Certaines de ces réformes sont envisagées depuis longtemps. Un exemple est celui d’une réforme des systèmes de subventions de certains biens de consommation, comme certains biens alimentaires et l’énergie. Ces systèmes de subventions à la consommation coûtent souvent très cher en Arabie. Les dépenses associées à ces subventions sont, par exemple, de l’ordre de 15 % du PIB en Libye, soit une proportion plus importante que celle que représentent les dépenses de santé au Québec. Ces subventions profitent surtout à la classe moyenne et créent des distorsions importantes des comportements. On note, par exemple, que les fortes subventions du pain (le prix d’une baguette de pain en Tunisie est d’environ 0,25 $, soit moins que le coût du blé nécessaire à sa production) mènent à du gaspillage. Certains agriculteurs trouvent ainsi économiquement avantageux de nourrir leur bétail au pain plutôt qu’au blé…

On observe au Québec des effets redistributifs et comportementaux analogues dans le contexte de certaines subventions accordées par l’État.
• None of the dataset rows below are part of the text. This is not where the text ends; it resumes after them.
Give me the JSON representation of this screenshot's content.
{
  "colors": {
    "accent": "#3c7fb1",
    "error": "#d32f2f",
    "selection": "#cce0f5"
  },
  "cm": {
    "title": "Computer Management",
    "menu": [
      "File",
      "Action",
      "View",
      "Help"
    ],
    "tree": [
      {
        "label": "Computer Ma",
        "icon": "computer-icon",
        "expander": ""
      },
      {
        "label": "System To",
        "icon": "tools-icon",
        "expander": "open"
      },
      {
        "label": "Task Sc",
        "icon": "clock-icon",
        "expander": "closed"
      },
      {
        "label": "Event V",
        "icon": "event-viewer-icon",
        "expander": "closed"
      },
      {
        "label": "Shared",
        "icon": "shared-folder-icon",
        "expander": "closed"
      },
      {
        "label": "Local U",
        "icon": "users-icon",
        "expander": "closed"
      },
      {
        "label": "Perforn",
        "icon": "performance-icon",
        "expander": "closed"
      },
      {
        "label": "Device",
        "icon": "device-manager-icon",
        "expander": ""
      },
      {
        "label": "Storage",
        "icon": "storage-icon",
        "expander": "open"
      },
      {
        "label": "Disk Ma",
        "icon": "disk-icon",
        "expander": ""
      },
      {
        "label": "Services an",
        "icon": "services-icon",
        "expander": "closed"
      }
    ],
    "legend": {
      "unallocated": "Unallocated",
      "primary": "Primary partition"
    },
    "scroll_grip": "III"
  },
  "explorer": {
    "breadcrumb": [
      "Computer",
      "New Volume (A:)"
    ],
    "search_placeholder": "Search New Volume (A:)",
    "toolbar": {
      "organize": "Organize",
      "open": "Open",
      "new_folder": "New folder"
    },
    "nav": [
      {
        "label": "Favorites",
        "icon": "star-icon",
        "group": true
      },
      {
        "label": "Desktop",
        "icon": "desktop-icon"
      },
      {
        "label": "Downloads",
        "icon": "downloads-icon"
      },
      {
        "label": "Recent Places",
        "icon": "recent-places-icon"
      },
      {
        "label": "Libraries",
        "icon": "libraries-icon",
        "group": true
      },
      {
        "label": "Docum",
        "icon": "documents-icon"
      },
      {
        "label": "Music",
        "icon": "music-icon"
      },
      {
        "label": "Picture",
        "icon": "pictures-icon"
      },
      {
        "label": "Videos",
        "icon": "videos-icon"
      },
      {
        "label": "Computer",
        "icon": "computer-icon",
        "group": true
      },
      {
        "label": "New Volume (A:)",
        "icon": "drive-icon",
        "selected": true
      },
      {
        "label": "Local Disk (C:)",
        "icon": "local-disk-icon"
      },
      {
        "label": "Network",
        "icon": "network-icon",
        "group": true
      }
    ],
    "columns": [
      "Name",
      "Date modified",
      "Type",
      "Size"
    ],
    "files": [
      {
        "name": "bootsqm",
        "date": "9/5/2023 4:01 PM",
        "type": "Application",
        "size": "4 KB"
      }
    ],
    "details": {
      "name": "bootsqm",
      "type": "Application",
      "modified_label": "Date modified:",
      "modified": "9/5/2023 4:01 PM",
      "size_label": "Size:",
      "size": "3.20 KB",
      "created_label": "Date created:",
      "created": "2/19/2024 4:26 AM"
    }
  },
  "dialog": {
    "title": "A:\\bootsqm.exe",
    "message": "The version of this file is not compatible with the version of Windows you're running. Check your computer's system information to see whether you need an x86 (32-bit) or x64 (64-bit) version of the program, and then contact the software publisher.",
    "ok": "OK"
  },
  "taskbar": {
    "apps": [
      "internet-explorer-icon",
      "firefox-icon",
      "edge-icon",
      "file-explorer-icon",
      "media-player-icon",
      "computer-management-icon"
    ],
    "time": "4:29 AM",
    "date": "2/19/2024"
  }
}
C’est le cas des subventions implicites à la consommation d’hydroélectricité et explicites à l’éducation postsecondaire et à la garde des enfants. Dans tous ces cas, ce sont les familles plus aisées qui profitent davantage de l’aide de l’État; des effets néfastes de ces subventions sur les comportements de consommation, d’investissement et de production sont aussi observables.

Dans le contexte politico-économique actuel, il n’est pas surprenant d’observer dans le monde arabe davantage de comportements de protection que de comportements d’adaptation et de renouveau. Les protestataires arabes préfèrent demander davantage des mêmes privilèges, tels que ceux fournis par les subventions à la consommation et le clientélisme d’État, plutôt que de demander des formes préférables, mais moins familières d’intervention de l’État. On connaît au Québec des résistances semblables; il suffit de mentionner la résistance à l’indexation de différents tarifs, à l’augmentation des droits de scolarité pour faire face aux défis du financement de l’éducation postsecondaire, et à l’augmentation du prix de l’hydroélectricité pour refléter le coût marginal réel de production de l’hydroélectricité et l’augmentation générale du coût de l’énergie.